A few weeks ago a campaign supporter suggested that our messaging was off. He said we are alienating half of our audience by insisting on boardroom diversity. Instead, he said, board directors should be chosen by meritocracy, based on ability and skill. If we selected our leaders based on meritocracy, he was sure that women would find their place on boards and in executive suites. Problem solved.
The word diversity has been bantered around for decades in discussions about corporate leadership. We’re told that diversity is a business imperative, that it’s good for business. In 2009 the SEC required companies to disclose their approach to diversity, without ever defining it. Diversity could mean anything. It was for the company to define, and the term can take on an empty ring.
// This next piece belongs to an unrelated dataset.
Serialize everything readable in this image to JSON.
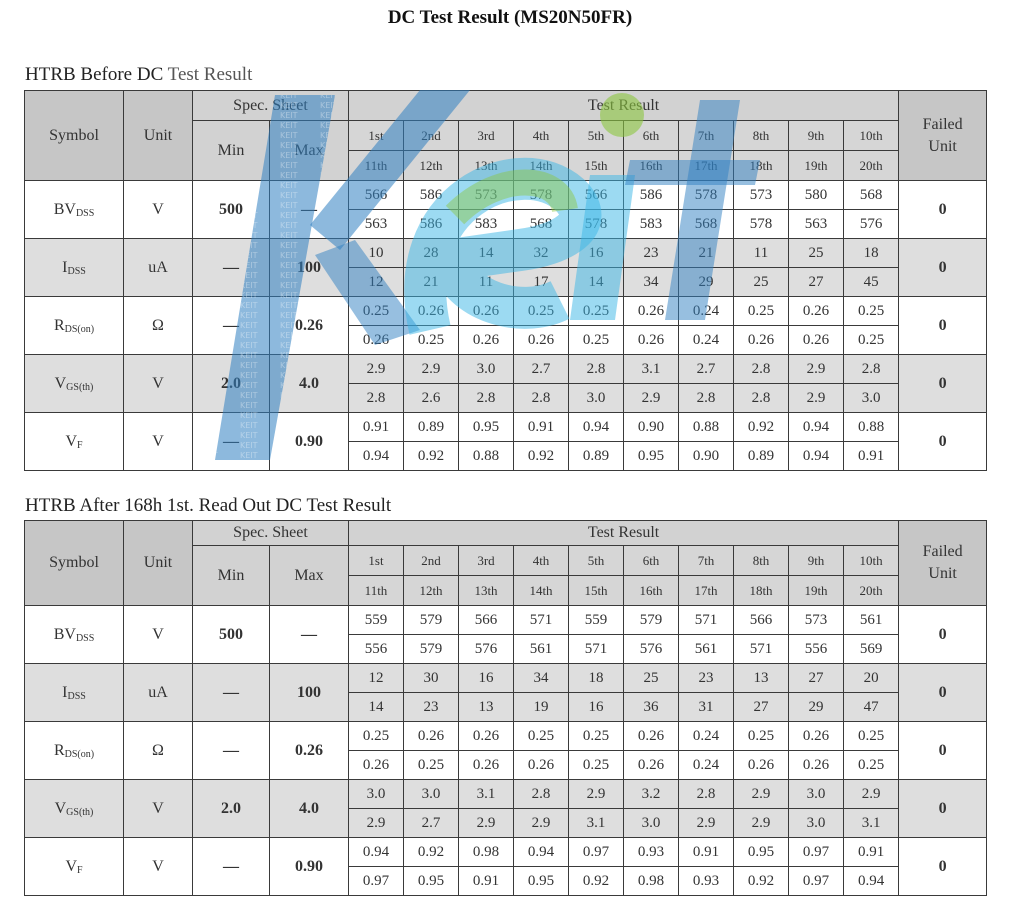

2020 Women on Boards was the first organization to put a stake in the ground and define diversity to mean a minimum of 20% women on public company boards. Other groups added their own definitions and there are now diversity initiatives that call for 25%, 30%, 40% and parity for women on boards, many of these initiatives coming from European countries where strict quotas are enforced by law.
Those who talk about meritocracy when it comes to board service are perpetuating the myth that boards are chosen based on a specific set of criteria. It is not like applying to college. Each board has a unique set of challenges that are best addressed by a diverse group that brings a vast range of skills and experiences to the table. Most board members are selected because other board members know them or know of them. There’s nothing meritocratic about it.
Speak out against all male boards. Vote your proxies and send a message to companies that gender diversity is a priority!